I had invented what, in that environment at least, was a new type of problem. Consider two cyclic processes, each consisting of an alternation of "a critical section" and "a noncritical section". Was it possible to synchronize these two processes such that at any moment at most 1 of these processes would be engaged in its critical section? The way in which the processes could communicate was by atomic reads and writes in a common store. After having convinced myself that --at least according to the State of the Art of those days-- the answer was not obvious, I broadcast the problem to the members of the Computation Department for their general amusement and distraction. It was given that each execution of a critical section would only take a finite amount of time and it was required that a process ready to execute would in due time get the opportunity to do so.
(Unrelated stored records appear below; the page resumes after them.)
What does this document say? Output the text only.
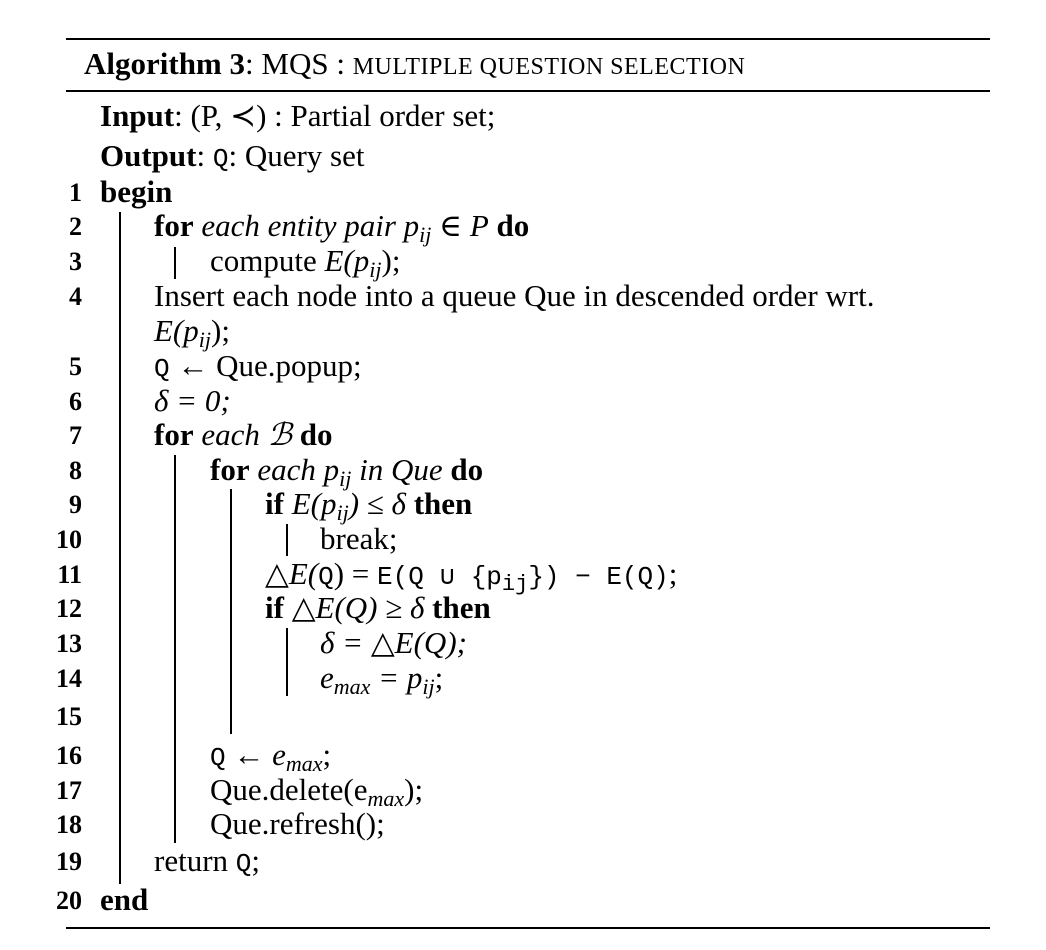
Algorithm 3: MQS : MULTIPLE QUESTION SELECTION
Input: (P, ≺) : Partial order set;
Output: Q: Query set
1
2
3
4
5
6
7
8
9
10
11
12
13
14
15
16
17
18
19
20
begin
for each entity pair $p_{ij}$ ∈ P do
compute $E(p_{ij})$;
Insert each node into a queue Que in descended order wrt.
$E(p_{ij})$;
Q ← Que.popup;
δ = 0;
for each ℬ do
for each $p_{ij}$ in Que do
if $E(p_{ij}) \le \delta$ then
break;
△E(Q) = E(Q ∪ $\{p_{ij}\}) - E(Q)$;
if △E(Q) ≥ δ then
δ = △E(Q);
$e_{max} = p_{ij}$;
Q ← $e_{max}$;
$Que.delete(e_{max})$;
Que.refresh();
return Q;
end
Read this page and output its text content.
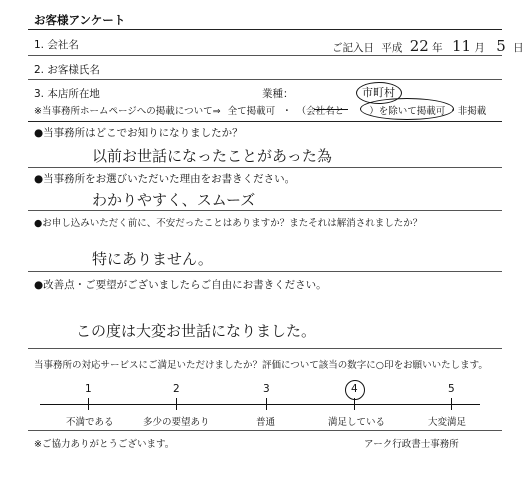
お客様アンケート
1. 会社名	ご記入日 平成 22 年 11 月 5 日
2. お客様氏名
3. 本店所在地	業種：	市町村
※当事務所ホームページへの掲載について⇒ 全て掲載可 ・ （会社名と	）を除いて掲載可 ・非掲載
●当事務所はどこでお知りになりましたか？
以前お世話になったことがあった為
●当事務所をお選びいただいた理由をお書きください。
わかりやすく、スムーズ
●お申し込みいただく前に、不安だったことはありますか？またそれは解消されましたか？
特にありません。
●改善点・ご要望がございましたらご自由にお書きください。
この度は大変お世話になりました。
当事務所の対応サービスにご満足いただけましたか？評価について該当の数字に○印をお願いいたします。
1
不満である
2
多少の要望あり
3
普通
4
満足している
5
大変満足
※ご協力ありがとうございます。	アーク行政書士事務所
Many purported solutions were handed in, but on closer inspection they were all defective, and my friends realized that the problem was harder than they had suspected and that their simple "solutions" wouldn't do. Fortunately my friends didn't give up and they handed in "improved" versions of their earlier efforts. But as their designs became more and more complicated, it became harder and harder to construct a counterexample. I couldn't keep up with them and had to change the rules of this programming contest: besides a program I required a proof that the program had all the desired properties.
And then something profound and lovely happened. By analyzing by what structure of argument the proof obligations could be met, the numerical mathematician Th.J. Dekker designed within a few hours the above solution together with its correctness argument, and this settled the contest.
Proof-driven development back in 1959! Much of Dijkstra's subsequent work can be seen as working out the consequences of the insight that programs should be developed with proof in mind.